Sunday, August 2, 2020

50 Days of R.E.M. # 1 Losing My Religion


'Oh Life...'

Perhaps a predictable but probably inevitable end to this particular journey. I'd say their most important song. Possibly the one that made them the biggest band in the world for a while. Smells Like Teen Spirit did a similar thing for Nirvana. It sometimes only takes one.


First time I ever heard Losing My Religion. It was at quite an important moment in my life. I'd just graduated, didn't really know what I wanted to do but knew i didn't want to work in an office. I decided I'd like to be in Prague because the Velvet and less Velvet Revolutions had just taken place in Eastern Europe. I decided I'd quite like to be there writing poetry and playing chess with Americans.

Unfortunately, I couldn't get a teaching job there, only in a small town on the Danube called Komarno on the border between Czechoslovakia and Hungary. My brother and sister and law drove me down there. Slovakia was just awful at that point in time. Really Stalinist. Flat and quite featureless. When we arrived in Komarno my brother asked me whether I wanted to just drive back home.

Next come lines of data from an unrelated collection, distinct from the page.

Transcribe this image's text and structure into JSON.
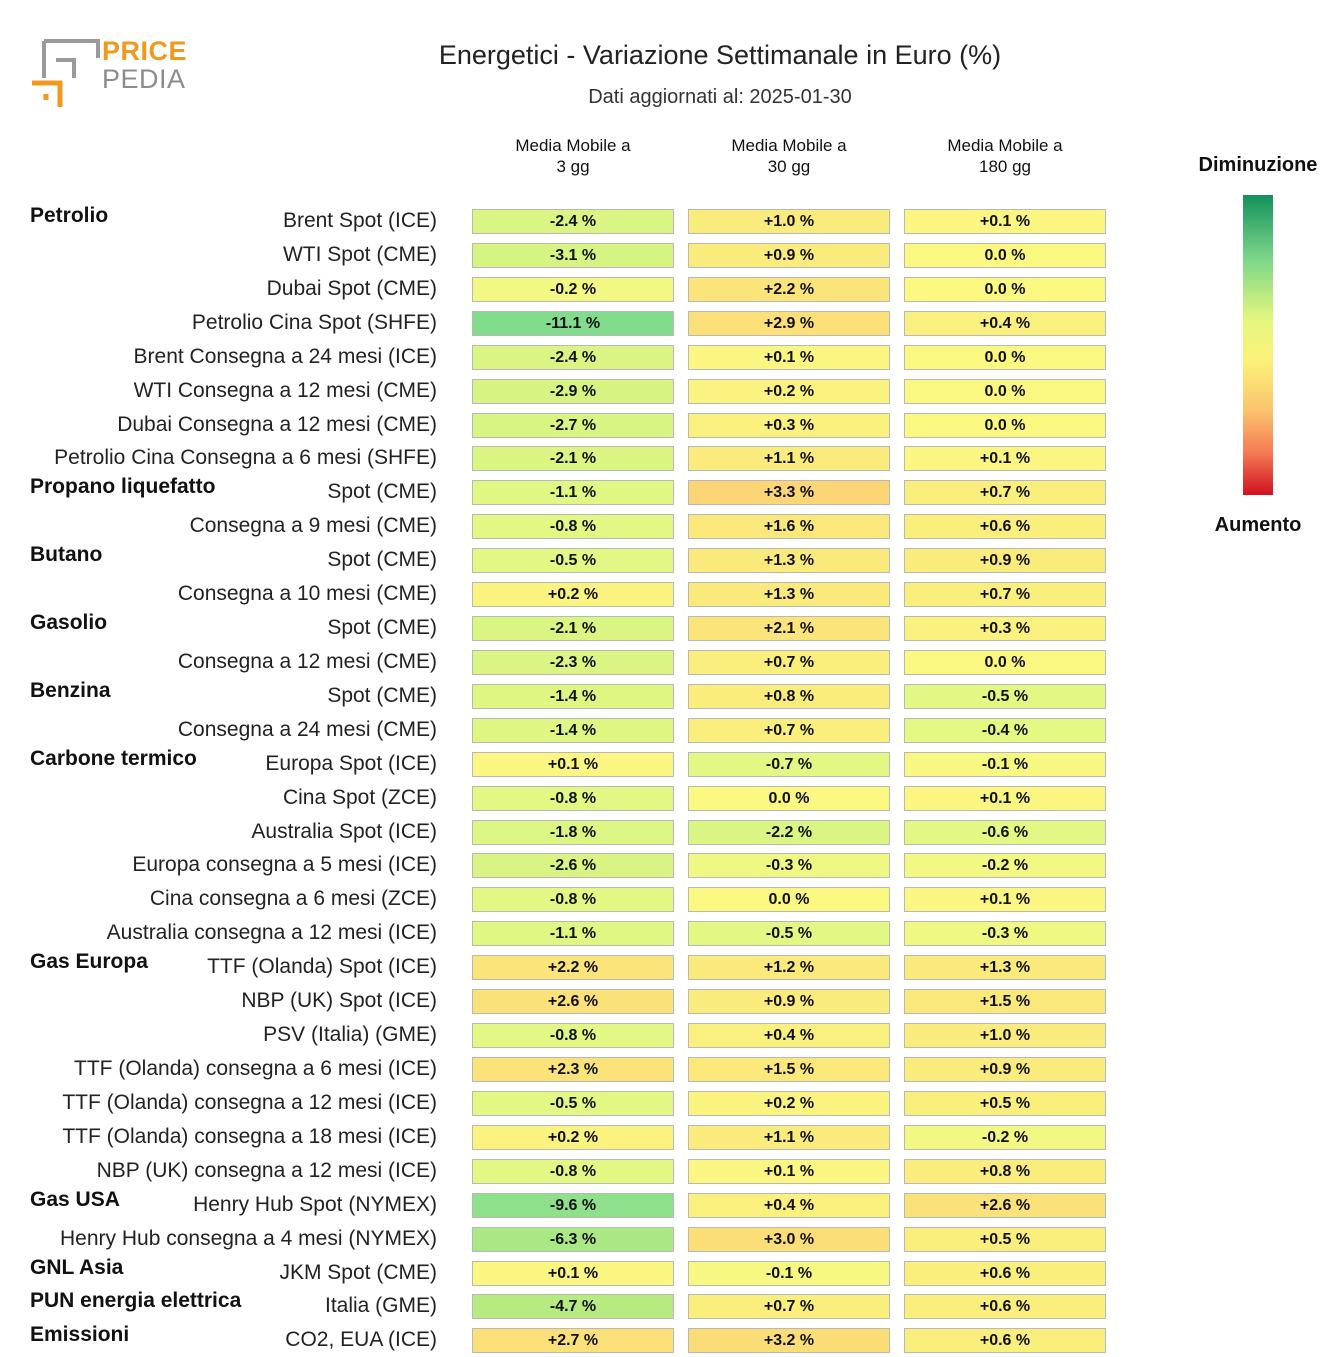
{
  "logo": {
    "price": "PRICE",
    "pedia": "PEDIA"
  },
  "header": {
    "title": "Energetici - Variazione Settimanale in Euro (%)",
    "subtitle": "Dati aggiornati al: 2025-01-30"
  },
  "columns": [
    "Media Mobile a\n3 gg",
    "Media Mobile a\n30 gg",
    "Media Mobile a\n180 gg"
  ],
  "legend": {
    "top_label": "Diminuzione",
    "bottom_label": "Aumento",
    "colors": [
      "#14915c",
      "#e6f77e",
      "#fbf27a",
      "#fbc36d",
      "#d1111f"
    ]
  },
  "chart_data": {
    "type": "heatmap",
    "title": "Energetici - Variazione Settimanale in Euro (%)",
    "subtitle": "Dati aggiornati al: 2025-01-30",
    "unit": "%",
    "columns": [
      "Media Mobile a 3 gg",
      "Media Mobile a 30 gg",
      "Media Mobile a 180 gg"
    ],
    "groups": [
      {
        "category": "Petrolio",
        "rows": [
          {
            "label": "Brent Spot (ICE)",
            "values": [
              -2.4,
              1.0,
              0.1
            ]
          },
          {
            "label": "WTI Spot (CME)",
            "values": [
              -3.1,
              0.9,
              0.0
            ]
          },
          {
            "label": "Dubai Spot (CME)",
            "values": [
              -0.2,
              2.2,
              0.0
            ]
          },
          {
            "label": "Petrolio Cina Spot (SHFE)",
            "values": [
              -11.1,
              2.9,
              0.4
            ]
          },
          {
            "label": "Brent Consegna a 24 mesi (ICE)",
            "values": [
              -2.4,
              0.1,
              0.0
            ]
          },
          {
            "label": "WTI Consegna a 12 mesi (CME)",
            "values": [
              -2.9,
              0.2,
              0.0
            ]
          },
          {
            "label": "Dubai Consegna a 12 mesi (CME)",
            "values": [
              -2.7,
              0.3,
              0.0
            ]
          },
          {
            "label": "Petrolio Cina Consegna a 6 mesi (SHFE)",
            "values": [
              -2.1,
              1.1,
              0.1
            ]
          }
        ]
      },
      {
        "category": "Propano liquefatto",
        "rows": [
          {
            "label": "Spot (CME)",
            "values": [
              -1.1,
              3.3,
              0.7
            ]
          },
          {
            "label": "Consegna a 9 mesi (CME)",
            "values": [
              -0.8,
              1.6,
              0.6
            ]
          }
        ]
      },
      {
        "category": "Butano",
        "rows": [
          {
            "label": "Spot (CME)",
            "values": [
              -0.5,
              1.3,
              0.9
            ]
          },
          {
            "label": "Consegna a 10 mesi (CME)",
            "values": [
              0.2,
              1.3,
              0.7
            ]
          }
        ]
      },
      {
        "category": "Gasolio",
        "rows": [
          {
            "label": "Spot (CME)",
            "values": [
              -2.1,
              2.1,
              0.3
            ]
          },
          {
            "label": "Consegna a 12 mesi (CME)",
            "values": [
              -2.3,
              0.7,
              0.0
            ]
          }
        ]
      },
      {
        "category": "Benzina",
        "rows": [
          {
            "label": "Spot (CME)",
            "values": [
              -1.4,
              0.8,
              -0.5
            ]
          },
          {
            "label": "Consegna a 24 mesi (CME)",
            "values": [
              -1.4,
              0.7,
              -0.4
            ]
          }
        ]
      },
      {
        "category": "Carbone termico",
        "rows": [
          {
            "label": "Europa Spot (ICE)",
            "values": [
              0.1,
              -0.7,
              -0.1
            ]
          },
          {
            "label": "Cina Spot (ZCE)",
            "values": [
              -0.8,
              0.0,
              0.1
            ]
          },
          {
            "label": "Australia Spot (ICE)",
            "values": [
              -1.8,
              -2.2,
              -0.6
            ]
          },
          {
            "label": "Europa consegna a 5 mesi (ICE)",
            "values": [
              -2.6,
              -0.3,
              -0.2
            ]
          },
          {
            "label": "Cina consegna a 6 mesi (ZCE)",
            "values": [
              -0.8,
              0.0,
              0.1
            ]
          },
          {
            "label": "Australia consegna a 12 mesi (ICE)",
            "values": [
              -1.1,
              -0.5,
              -0.3
            ]
          }
        ]
      },
      {
        "category": "Gas Europa",
        "rows": [
          {
            "label": "TTF (Olanda) Spot (ICE)",
            "values": [
              2.2,
              1.2,
              1.3
            ]
          },
          {
            "label": "NBP (UK) Spot (ICE)",
            "values": [
              2.6,
              0.9,
              1.5
            ]
          },
          {
            "label": "PSV (Italia) (GME)",
            "values": [
              -0.8,
              0.4,
              1.0
            ]
          },
          {
            "label": "TTF (Olanda) consegna a 6 mesi (ICE)",
            "values": [
              2.3,
              1.5,
              0.9
            ]
          },
          {
            "label": "TTF (Olanda) consegna a 12 mesi (ICE)",
            "values": [
              -0.5,
              0.2,
              0.5
            ]
          },
          {
            "label": "TTF (Olanda) consegna a 18 mesi (ICE)",
            "values": [
              0.2,
              1.1,
              -0.2
            ]
          },
          {
            "label": "NBP (UK) consegna a 12 mesi (ICE)",
            "values": [
              -0.8,
              0.1,
              0.8
            ]
          }
        ]
      },
      {
        "category": "Gas USA",
        "rows": [
          {
            "label": "Henry Hub Spot (NYMEX)",
            "values": [
              -9.6,
              0.4,
              2.6
            ]
          },
          {
            "label": "Henry Hub consegna a 4 mesi (NYMEX)",
            "values": [
              -6.3,
              3.0,
              0.5
            ]
          }
        ]
      },
      {
        "category": "GNL Asia",
        "rows": [
          {
            "label": "JKM Spot (CME)",
            "values": [
              0.1,
              -0.1,
              0.6
            ]
          }
        ]
      },
      {
        "category": "PUN energia elettrica",
        "rows": [
          {
            "label": "Italia (GME)",
            "values": [
              -4.7,
              0.7,
              0.6
            ]
          }
        ]
      },
      {
        "category": "Emissioni",
        "rows": [
          {
            "label": "CO2, EUA (ICE)",
            "values": [
              2.7,
              3.2,
              0.6
            ]
          }
        ]
      }
    ]
  }
}
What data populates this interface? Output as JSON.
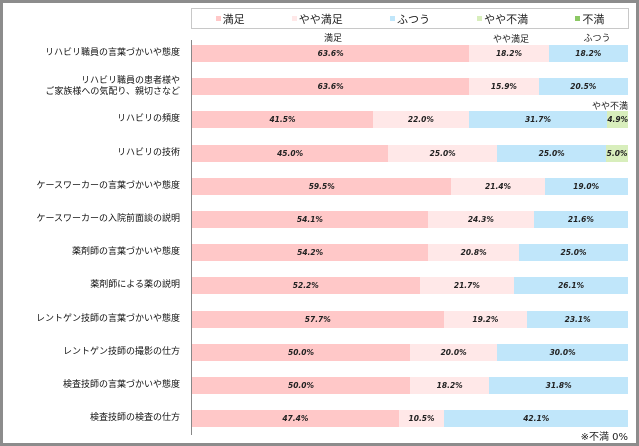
{
  "chart_data": {
    "type": "bar",
    "orientation": "horizontal",
    "stacked": true,
    "categories": [
      "リハビリ職員の言葉づかいや態度",
      "リハビリ職員の患者様や\nご家族様への気配り、親切さなど",
      "リハビリの頻度",
      "リハビリの技術",
      "ケースワーカーの言葉づかいや態度",
      "ケースワーカーの入院前面談の説明",
      "薬剤師の言葉づかいや態度",
      "薬剤師による薬の説明",
      "レントゲン技師の言葉づかいや態度",
      "レントゲン技師の撮影の仕方",
      "検査技師の言葉づかいや態度",
      "検査技師の検査の仕方"
    ],
    "series": [
      {
        "name": "満足",
        "color": "#ffc8c8",
        "values": [
          63.6,
          63.6,
          41.5,
          45.0,
          59.5,
          54.1,
          54.2,
          52.2,
          57.7,
          50.0,
          50.0,
          47.4
        ]
      },
      {
        "name": "やや満足",
        "color": "#ffe8e8",
        "values": [
          18.2,
          15.9,
          22.0,
          25.0,
          21.4,
          24.3,
          20.8,
          21.7,
          19.2,
          20.0,
          18.2,
          10.5
        ]
      },
      {
        "name": "ふつう",
        "color": "#c0e6fa",
        "values": [
          18.2,
          20.5,
          31.7,
          25.0,
          19.0,
          21.6,
          25.0,
          26.1,
          23.1,
          30.0,
          31.8,
          42.1
        ]
      },
      {
        "name": "やや不満",
        "color": "#d8eebc",
        "values": [
          0,
          0,
          4.9,
          5.0,
          0,
          0,
          0,
          0,
          0,
          0,
          0,
          0
        ]
      },
      {
        "name": "不満",
        "color": "#8cc864",
        "values": [
          0,
          0,
          0,
          0,
          0,
          0,
          0,
          0,
          0,
          0,
          0,
          0
        ]
      }
    ],
    "value_labels": [
      [
        "63.6%",
        "18.2%",
        "18.2%",
        "",
        ""
      ],
      [
        "63.6%",
        "15.9%",
        "20.5%",
        "",
        ""
      ],
      [
        "41.5%",
        "22.0%",
        "31.7%",
        "4.9%",
        ""
      ],
      [
        "45.0%",
        "25.0%",
        "25.0%",
        "5.0%",
        ""
      ],
      [
        "59.5%",
        "21.4%",
        "19.0%",
        "",
        ""
      ],
      [
        "54.1%",
        "24.3%",
        "21.6%",
        "",
        ""
      ],
      [
        "54.2%",
        "20.8%",
        "25.0%",
        "",
        ""
      ],
      [
        "52.2%",
        "21.7%",
        "26.1%",
        "",
        ""
      ],
      [
        "57.7%",
        "19.2%",
        "23.1%",
        "",
        ""
      ],
      [
        "50.0%",
        "20.0%",
        "30.0%",
        "",
        ""
      ],
      [
        "50.0%",
        "18.2%",
        "31.8%",
        "",
        ""
      ],
      [
        "47.4%",
        "10.5%",
        "42.1%",
        "",
        ""
      ]
    ],
    "xlim": [
      0,
      100
    ],
    "legend_position": "top",
    "grid": false,
    "segment_headers": {
      "first": "満足",
      "second": "やや満足",
      "third": "ふつう",
      "fourth": "やや不満"
    },
    "note": "※不満 0%"
  }
}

But I stayed. It was a very interesting year. I won't bore you with the details, as this is supposed to be about R.E.M. but Komarno was a proper shithole then. Looks very nice now. There was almost nowhere to go as almost all the bars were gypsy bars and no-one would go to the gypsy bars. I was just about the first person from Western Europe a lot of the people had met. I tell you it was so dull someone sprayed my name on a wall somewhere in town. True that.

Anyway to R.E.M. The people there were all very nice and hospitable but thank goodness for my sanity, there were two young American girls, round about the same age as me working at the other colleges in town.They were great. We'd meet up occasionally and discuss our experiences and support each other through the weirdness of it all. . One afternoon we were sitting in one of the few bars in town and Losing My Religion came on on MTV. They both liked the band.

It was just such a memorable moment. That video is so weird and out there, still not entirely sure what I think about it. As for the song. You couldn't make out any discernible tune or chorus, (it doesn't have one does it?), or get a handle on it at all. It was quite uncanny. Now everybody knows it back to front a lot of people are probably utterly sick of it but it sounded phenomenally brave the first time I heard it. I'm not entirely sure how a case to say it was a sell out could be constructed really.